Al-Farisi, Omar (Khalifa University of Science and Technology) | Zhang, Hongtao (Khalifa University of Science and Technology) | Raza, Aikifa (Khalifa University of Science and Technology) | Ozzane, Djamel (ADNOC) | Sassi, Mohamed (Khalifa University of Science and Technology) | Zhang, TieJun (Khalifa University of Science and Technology)

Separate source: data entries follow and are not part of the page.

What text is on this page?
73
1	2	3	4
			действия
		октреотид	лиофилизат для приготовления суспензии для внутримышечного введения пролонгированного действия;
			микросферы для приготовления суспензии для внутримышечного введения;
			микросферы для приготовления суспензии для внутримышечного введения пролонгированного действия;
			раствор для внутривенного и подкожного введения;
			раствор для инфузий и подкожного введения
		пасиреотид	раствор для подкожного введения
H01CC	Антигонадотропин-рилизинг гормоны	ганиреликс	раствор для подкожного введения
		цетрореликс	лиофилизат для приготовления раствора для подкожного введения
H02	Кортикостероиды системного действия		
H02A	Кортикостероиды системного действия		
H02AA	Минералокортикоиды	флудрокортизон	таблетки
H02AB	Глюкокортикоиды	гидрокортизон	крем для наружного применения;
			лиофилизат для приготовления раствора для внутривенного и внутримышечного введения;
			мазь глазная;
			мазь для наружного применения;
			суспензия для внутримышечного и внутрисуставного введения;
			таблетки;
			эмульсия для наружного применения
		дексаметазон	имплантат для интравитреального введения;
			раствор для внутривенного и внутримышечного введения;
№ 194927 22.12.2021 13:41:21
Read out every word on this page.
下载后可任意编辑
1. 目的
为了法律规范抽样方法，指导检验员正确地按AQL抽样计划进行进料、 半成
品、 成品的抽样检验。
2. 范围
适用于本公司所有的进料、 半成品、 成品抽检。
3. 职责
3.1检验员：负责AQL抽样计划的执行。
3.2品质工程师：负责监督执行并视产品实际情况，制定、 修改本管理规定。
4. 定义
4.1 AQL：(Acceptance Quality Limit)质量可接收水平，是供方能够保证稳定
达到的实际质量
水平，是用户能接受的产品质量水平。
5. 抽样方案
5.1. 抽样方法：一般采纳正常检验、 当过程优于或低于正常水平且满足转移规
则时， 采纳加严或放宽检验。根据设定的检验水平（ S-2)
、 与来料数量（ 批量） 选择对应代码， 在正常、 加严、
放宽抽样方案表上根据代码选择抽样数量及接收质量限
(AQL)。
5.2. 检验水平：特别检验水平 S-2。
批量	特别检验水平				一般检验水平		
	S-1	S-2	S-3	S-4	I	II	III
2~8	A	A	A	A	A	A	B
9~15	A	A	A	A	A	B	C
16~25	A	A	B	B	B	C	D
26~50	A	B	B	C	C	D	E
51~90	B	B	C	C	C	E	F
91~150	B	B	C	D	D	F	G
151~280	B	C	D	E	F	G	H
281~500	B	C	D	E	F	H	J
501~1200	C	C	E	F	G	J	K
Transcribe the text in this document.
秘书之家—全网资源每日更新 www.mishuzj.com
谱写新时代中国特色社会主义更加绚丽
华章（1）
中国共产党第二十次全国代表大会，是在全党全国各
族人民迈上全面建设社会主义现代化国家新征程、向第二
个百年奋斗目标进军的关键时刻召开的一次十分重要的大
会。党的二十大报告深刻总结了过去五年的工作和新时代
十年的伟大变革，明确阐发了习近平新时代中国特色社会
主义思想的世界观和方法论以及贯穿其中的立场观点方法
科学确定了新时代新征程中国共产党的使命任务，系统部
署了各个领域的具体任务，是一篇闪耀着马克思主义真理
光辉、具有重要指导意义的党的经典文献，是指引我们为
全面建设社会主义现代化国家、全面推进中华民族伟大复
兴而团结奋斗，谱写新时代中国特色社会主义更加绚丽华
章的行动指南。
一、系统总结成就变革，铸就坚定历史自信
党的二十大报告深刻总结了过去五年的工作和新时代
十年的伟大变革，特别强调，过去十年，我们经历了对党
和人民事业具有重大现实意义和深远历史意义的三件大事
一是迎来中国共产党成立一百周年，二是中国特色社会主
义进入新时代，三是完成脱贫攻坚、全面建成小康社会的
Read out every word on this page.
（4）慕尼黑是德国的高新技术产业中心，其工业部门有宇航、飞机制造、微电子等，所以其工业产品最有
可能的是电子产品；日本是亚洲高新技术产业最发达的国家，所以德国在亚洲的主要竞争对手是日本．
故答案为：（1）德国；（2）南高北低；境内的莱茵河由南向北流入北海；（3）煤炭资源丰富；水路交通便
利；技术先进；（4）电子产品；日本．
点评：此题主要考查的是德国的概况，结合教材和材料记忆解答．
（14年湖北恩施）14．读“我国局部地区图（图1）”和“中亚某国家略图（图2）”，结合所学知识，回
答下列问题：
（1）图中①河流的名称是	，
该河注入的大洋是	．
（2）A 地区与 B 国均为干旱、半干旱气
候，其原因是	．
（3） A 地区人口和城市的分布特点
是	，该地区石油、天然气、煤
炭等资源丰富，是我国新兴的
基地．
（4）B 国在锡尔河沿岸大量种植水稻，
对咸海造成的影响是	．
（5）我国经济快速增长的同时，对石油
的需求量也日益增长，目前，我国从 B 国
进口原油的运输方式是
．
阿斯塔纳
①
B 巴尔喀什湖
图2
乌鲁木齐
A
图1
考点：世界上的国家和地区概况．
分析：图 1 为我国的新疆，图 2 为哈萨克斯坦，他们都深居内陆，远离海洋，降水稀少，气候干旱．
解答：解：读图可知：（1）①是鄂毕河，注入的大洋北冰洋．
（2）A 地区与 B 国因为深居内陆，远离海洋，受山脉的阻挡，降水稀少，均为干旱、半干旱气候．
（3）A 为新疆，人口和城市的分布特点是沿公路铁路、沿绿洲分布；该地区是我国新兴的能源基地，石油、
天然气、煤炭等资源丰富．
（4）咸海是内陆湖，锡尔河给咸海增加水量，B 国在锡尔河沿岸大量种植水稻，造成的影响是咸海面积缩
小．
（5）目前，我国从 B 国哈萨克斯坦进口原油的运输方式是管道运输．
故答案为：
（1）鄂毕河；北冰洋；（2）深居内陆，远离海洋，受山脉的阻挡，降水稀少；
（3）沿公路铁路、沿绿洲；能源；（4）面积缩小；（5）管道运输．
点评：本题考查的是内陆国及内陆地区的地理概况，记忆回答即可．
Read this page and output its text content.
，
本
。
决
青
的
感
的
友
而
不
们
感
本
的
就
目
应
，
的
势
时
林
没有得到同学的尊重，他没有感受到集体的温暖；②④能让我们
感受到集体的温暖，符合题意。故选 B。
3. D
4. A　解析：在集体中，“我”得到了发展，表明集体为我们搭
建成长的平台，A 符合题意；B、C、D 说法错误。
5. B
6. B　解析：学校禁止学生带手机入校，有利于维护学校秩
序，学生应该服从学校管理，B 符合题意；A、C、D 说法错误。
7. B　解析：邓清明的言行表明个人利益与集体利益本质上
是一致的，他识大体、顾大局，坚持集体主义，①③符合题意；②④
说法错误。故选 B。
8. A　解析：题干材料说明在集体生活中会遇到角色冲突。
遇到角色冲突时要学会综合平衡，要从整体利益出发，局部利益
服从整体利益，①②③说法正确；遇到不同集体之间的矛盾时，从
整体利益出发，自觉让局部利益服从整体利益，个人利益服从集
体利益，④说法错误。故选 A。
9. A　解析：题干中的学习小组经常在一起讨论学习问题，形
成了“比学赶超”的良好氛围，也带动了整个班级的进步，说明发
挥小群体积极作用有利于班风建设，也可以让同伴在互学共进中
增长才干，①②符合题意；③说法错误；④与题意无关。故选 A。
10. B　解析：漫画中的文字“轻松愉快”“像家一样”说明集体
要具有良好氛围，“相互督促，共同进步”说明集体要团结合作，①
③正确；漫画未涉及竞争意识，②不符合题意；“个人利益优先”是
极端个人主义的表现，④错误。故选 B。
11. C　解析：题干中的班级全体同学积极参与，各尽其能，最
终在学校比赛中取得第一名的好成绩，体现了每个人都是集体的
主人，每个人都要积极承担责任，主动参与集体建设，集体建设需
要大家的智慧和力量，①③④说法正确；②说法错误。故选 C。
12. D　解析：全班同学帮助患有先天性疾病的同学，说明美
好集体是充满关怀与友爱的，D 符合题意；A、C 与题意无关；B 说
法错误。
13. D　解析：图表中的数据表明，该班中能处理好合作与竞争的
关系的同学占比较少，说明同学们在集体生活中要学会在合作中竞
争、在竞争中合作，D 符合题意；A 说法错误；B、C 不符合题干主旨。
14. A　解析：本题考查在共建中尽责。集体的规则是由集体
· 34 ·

Automated image processing algorithms can improve the quality and speed of classifying the morphology of heterogeneous carbonate rock. Several commercial products have worked to produce petrophysical properties from 2D images and with less extent from 3D images, relying on image processing and flow simulation. Images are mainly micro-computed tomography (μCT), optical images of thin-section, or magnetic resonance images (MRI). However, most of the successful work is from the homogeneous and clastic rocks. In this work, we have demonstrated a Machine Learning assisted Image Recognition (MLIR) approach to determine the porosity and lithology of heterogeneous carbonate rock by analyzing 3D images form μCT and MRI. Our research method consists of two parts: experimental and MLIR. Experimentally, we measured porosity of rock core plug with three different ways: (i) weight difference of dry and saturated rock, (ii) NMR T2 relaxation of saturated rock, and (iii) helium gas injection of rock after cleaning and drying.
We performed MLIR on 3D μCT and MRI images using random forest machine-learning algorithm. Petrophysicist provided a set of training data with classes (i.e., limestone, pyrite, and pore) as expert knowledge of μCT Image intensity correspondence to petrophysical properties. MLIR performed, alone, each task for identifying different lithology types and porosity. Determined volumes have been checked and confirmed with three different experimental datasets. The measured porosity, from three experiment-based approaches, is very close. Similarly, the MLR measured porosity produced excellent results comparatively with three experimental measurements, with an accuracy of 97.1% on the training set and 94.4% on blind test prediction.